Copying & distribution

TEsmall is part of TEToolkit suite.

TEsmall is free software: you can redistribute it and/or modify it under the terms of the GNU General Public License as published by the Free Software Foundation, either version 3 of the License, or (at your option) any later version.

This program is distributed in the hope that it will be useful, but WITHOUT ANY WARRANTY; without even the implied warranty of MERCHANTABILITY or FITNESS FOR A PARTICULAR PURPOSE. See the GNU General Public License for more details.

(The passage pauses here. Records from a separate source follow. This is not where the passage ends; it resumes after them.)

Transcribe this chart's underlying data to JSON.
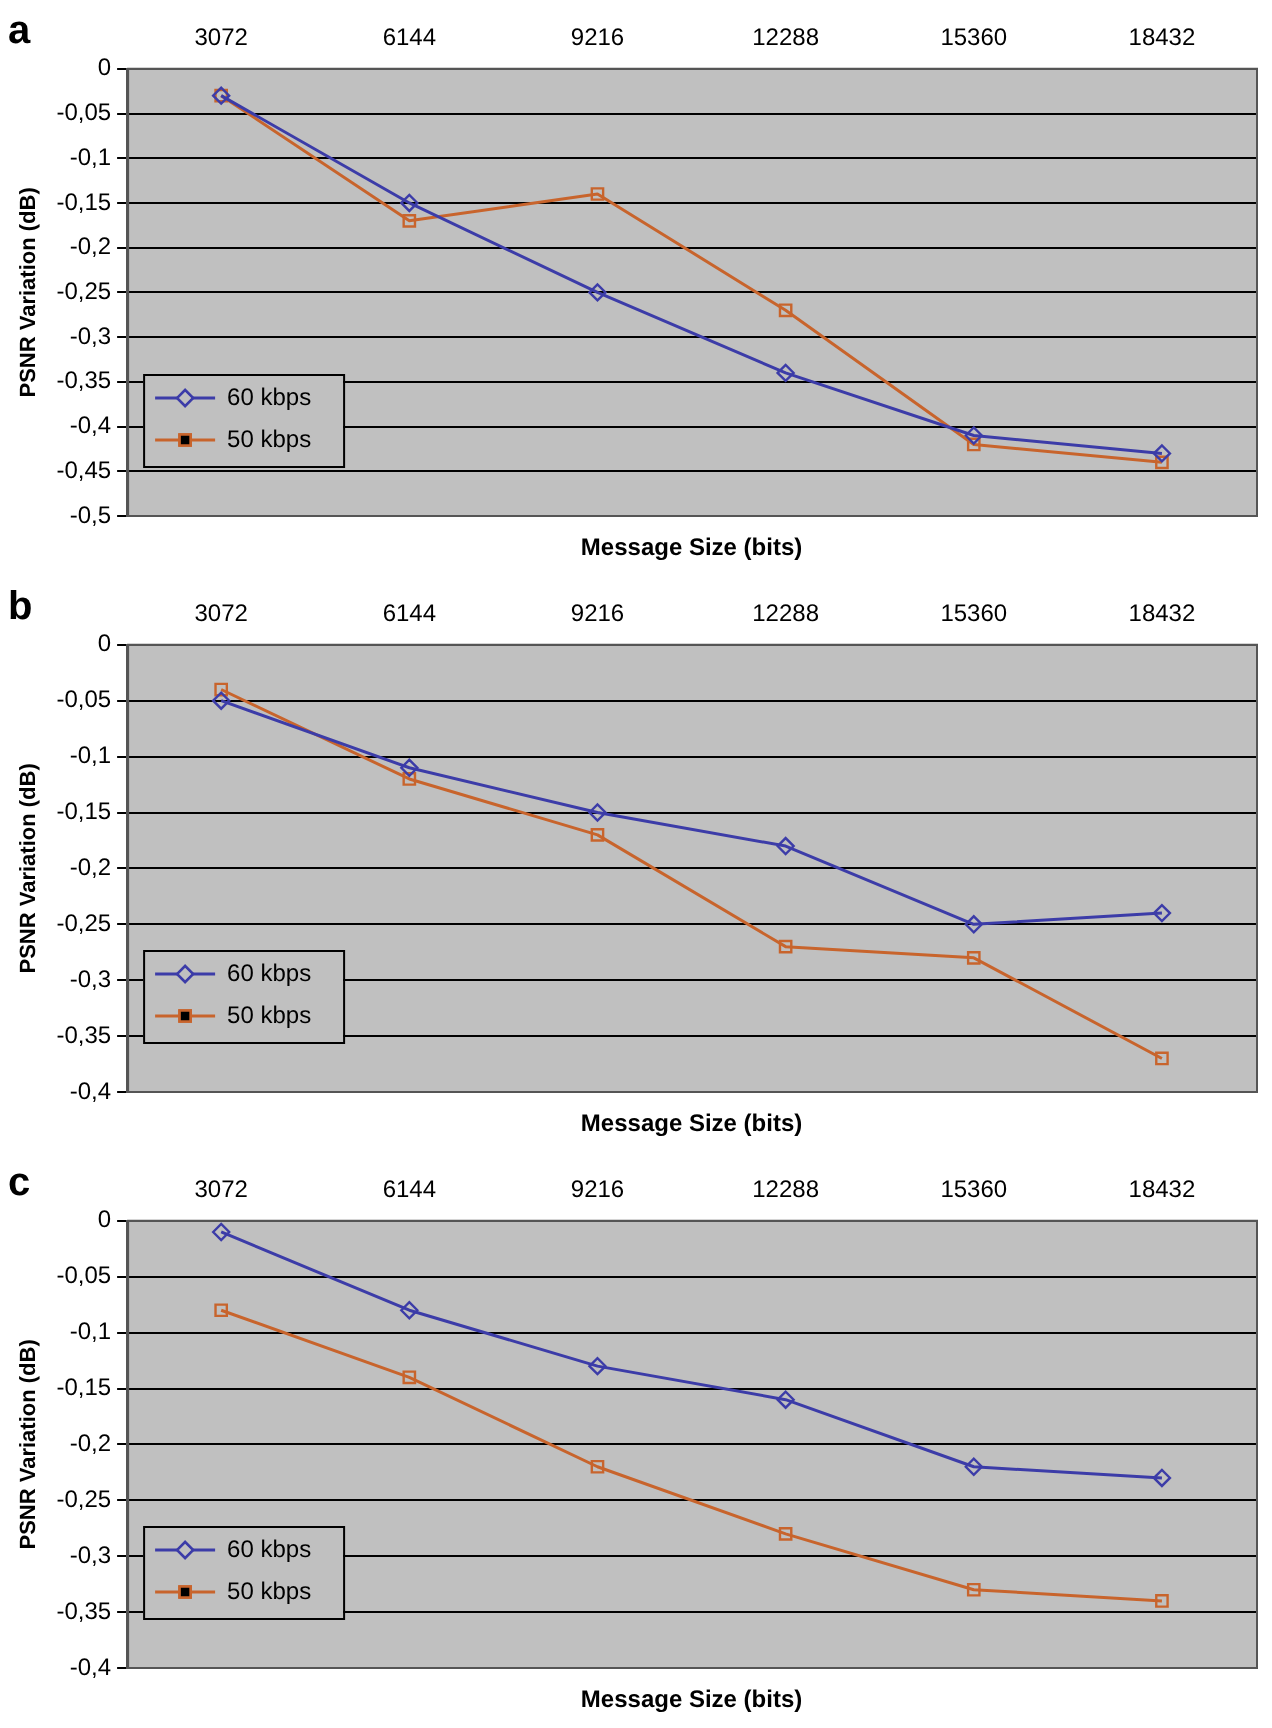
{
  "chart_data": [
    {
      "type": "line",
      "title": "a",
      "xlabel": "Message Size (bits)",
      "ylabel": "PSNR Variation (dB)",
      "categories": [
        "3072",
        "6144",
        "9216",
        "12288",
        "15360",
        "18432"
      ],
      "ylim": [
        -0.5,
        0
      ],
      "yticks": [
        {
          "value": -0.5,
          "label": "-0,5"
        },
        {
          "value": -0.45,
          "label": "-0,45"
        },
        {
          "value": -0.4,
          "label": "-0,4"
        },
        {
          "value": -0.35,
          "label": "-0,35"
        },
        {
          "value": -0.3,
          "label": "-0,3"
        },
        {
          "value": -0.25,
          "label": "-0,25"
        },
        {
          "value": -0.2,
          "label": "-0,2"
        },
        {
          "value": -0.15,
          "label": "-0,15"
        },
        {
          "value": -0.1,
          "label": "-0,1"
        },
        {
          "value": -0.05,
          "label": "-0,05"
        },
        {
          "value": 0,
          "label": "0"
        }
      ],
      "grid": "y",
      "legend": "bottom left",
      "line_style": "solid",
      "series": [
        {
          "name": "60 kbps",
          "color": "#3c3ca8",
          "marker": "diamond",
          "values": [
            -0.03,
            -0.15,
            -0.25,
            -0.34,
            -0.41,
            -0.43
          ]
        },
        {
          "name": "50 kbps",
          "color": "#c8642c",
          "marker": "square",
          "values": [
            -0.03,
            -0.17,
            -0.14,
            -0.27,
            -0.42,
            -0.44
          ]
        }
      ]
    },
    {
      "type": "line",
      "title": "b",
      "xlabel": "Message Size (bits)",
      "ylabel": "PSNR Variation (dB)",
      "categories": [
        "3072",
        "6144",
        "9216",
        "12288",
        "15360",
        "18432"
      ],
      "ylim": [
        -0.4,
        0
      ],
      "yticks": [
        {
          "value": -0.4,
          "label": "-0,4"
        },
        {
          "value": -0.35,
          "label": "-0,35"
        },
        {
          "value": -0.3,
          "label": "-0,3"
        },
        {
          "value": -0.25,
          "label": "-0,25"
        },
        {
          "value": -0.2,
          "label": "-0,2"
        },
        {
          "value": -0.15,
          "label": "-0,15"
        },
        {
          "value": -0.1,
          "label": "-0,1"
        },
        {
          "value": -0.05,
          "label": "-0,05"
        },
        {
          "value": 0,
          "label": "0"
        }
      ],
      "grid": "y",
      "legend": "bottom left",
      "line_style": "solid",
      "series": [
        {
          "name": "60 kbps",
          "color": "#3c3ca8",
          "marker": "diamond",
          "values": [
            -0.05,
            -0.11,
            -0.15,
            -0.18,
            -0.25,
            -0.24
          ]
        },
        {
          "name": "50 kbps",
          "color": "#c8642c",
          "marker": "square",
          "values": [
            -0.04,
            -0.12,
            -0.17,
            -0.27,
            -0.28,
            -0.37
          ]
        }
      ]
    },
    {
      "type": "line",
      "title": "c",
      "xlabel": "Message Size (bits)",
      "ylabel": "PSNR Variation (dB)",
      "categories": [
        "3072",
        "6144",
        "9216",
        "12288",
        "15360",
        "18432"
      ],
      "ylim": [
        -0.4,
        0
      ],
      "yticks": [
        {
          "value": -0.4,
          "label": "-0,4"
        },
        {
          "value": -0.35,
          "label": "-0,35"
        },
        {
          "value": -0.3,
          "label": "-0,3"
        },
        {
          "value": -0.25,
          "label": "-0,25"
        },
        {
          "value": -0.2,
          "label": "-0,2"
        },
        {
          "value": -0.15,
          "label": "-0,15"
        },
        {
          "value": -0.1,
          "label": "-0,1"
        },
        {
          "value": -0.05,
          "label": "-0,05"
        },
        {
          "value": 0,
          "label": "0"
        }
      ],
      "grid": "y",
      "legend": "bottom left",
      "line_style": "solid",
      "series": [
        {
          "name": "60 kbps",
          "color": "#3c3ca8",
          "marker": "diamond",
          "values": [
            -0.01,
            -0.08,
            -0.13,
            -0.16,
            -0.22,
            -0.23
          ]
        },
        {
          "name": "50 kbps",
          "color": "#c8642c",
          "marker": "square",
          "values": [
            -0.08,
            -0.14,
            -0.22,
            -0.28,
            -0.33,
            -0.34
          ]
        }
      ]
    }
  ]
}
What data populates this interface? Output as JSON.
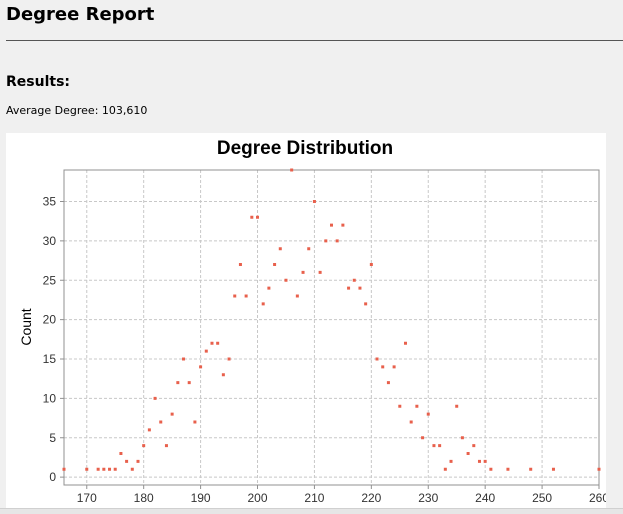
{
  "report": {
    "title": "Degree Report",
    "results_heading": "Results:",
    "average_degree_label": "Average Degree: 103,610"
  },
  "colors": {
    "point": "#e8604c",
    "grid": "#c8c8c8",
    "plot_background": "#ffffff",
    "panel_background": "#f0f0f0"
  },
  "chart_data": {
    "type": "scatter",
    "title": "Degree Distribution",
    "xlabel": "",
    "ylabel": "Count",
    "xlim": [
      166,
      260
    ],
    "ylim": [
      -1,
      39
    ],
    "xticks": [
      170,
      180,
      190,
      200,
      210,
      220,
      230,
      240,
      250,
      260
    ],
    "yticks": [
      0,
      5,
      10,
      15,
      20,
      25,
      30,
      35
    ],
    "grid": true,
    "legend": "none",
    "points": [
      [
        166,
        1
      ],
      [
        170,
        1
      ],
      [
        172,
        1
      ],
      [
        173,
        1
      ],
      [
        174,
        1
      ],
      [
        175,
        1
      ],
      [
        176,
        3
      ],
      [
        177,
        2
      ],
      [
        178,
        1
      ],
      [
        179,
        2
      ],
      [
        180,
        4
      ],
      [
        181,
        6
      ],
      [
        182,
        10
      ],
      [
        183,
        7
      ],
      [
        184,
        4
      ],
      [
        185,
        8
      ],
      [
        186,
        12
      ],
      [
        187,
        15
      ],
      [
        188,
        12
      ],
      [
        189,
        7
      ],
      [
        190,
        14
      ],
      [
        191,
        16
      ],
      [
        192,
        17
      ],
      [
        193,
        17
      ],
      [
        194,
        13
      ],
      [
        195,
        15
      ],
      [
        196,
        23
      ],
      [
        197,
        27
      ],
      [
        198,
        23
      ],
      [
        199,
        33
      ],
      [
        200,
        33
      ],
      [
        201,
        22
      ],
      [
        202,
        24
      ],
      [
        203,
        27
      ],
      [
        204,
        29
      ],
      [
        205,
        25
      ],
      [
        206,
        39
      ],
      [
        207,
        23
      ],
      [
        208,
        26
      ],
      [
        209,
        29
      ],
      [
        210,
        35
      ],
      [
        211,
        26
      ],
      [
        212,
        30
      ],
      [
        213,
        32
      ],
      [
        214,
        30
      ],
      [
        215,
        32
      ],
      [
        216,
        24
      ],
      [
        217,
        25
      ],
      [
        218,
        24
      ],
      [
        219,
        22
      ],
      [
        220,
        27
      ],
      [
        221,
        15
      ],
      [
        222,
        14
      ],
      [
        223,
        12
      ],
      [
        224,
        14
      ],
      [
        225,
        9
      ],
      [
        226,
        17
      ],
      [
        227,
        7
      ],
      [
        228,
        9
      ],
      [
        229,
        5
      ],
      [
        230,
        8
      ],
      [
        231,
        4
      ],
      [
        232,
        4
      ],
      [
        233,
        1
      ],
      [
        234,
        2
      ],
      [
        235,
        9
      ],
      [
        236,
        5
      ],
      [
        237,
        3
      ],
      [
        238,
        4
      ],
      [
        239,
        2
      ],
      [
        240,
        2
      ],
      [
        241,
        1
      ],
      [
        244,
        1
      ],
      [
        248,
        1
      ],
      [
        252,
        1
      ],
      [
        260,
        1
      ]
    ]
  }
}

You should have received a copy of the GNU General Public License along with TEsmall. If not, see this website.

Citation

If using the software in a publication, please cite the following:

O'Neill K, Liao WW, Patel A, Hammell MG. (2018) TEsmall Identifies Small RNAs Associated With Targeted Inhibitor Resistance in Melanoma. Front Genet. Oct 5;9:461.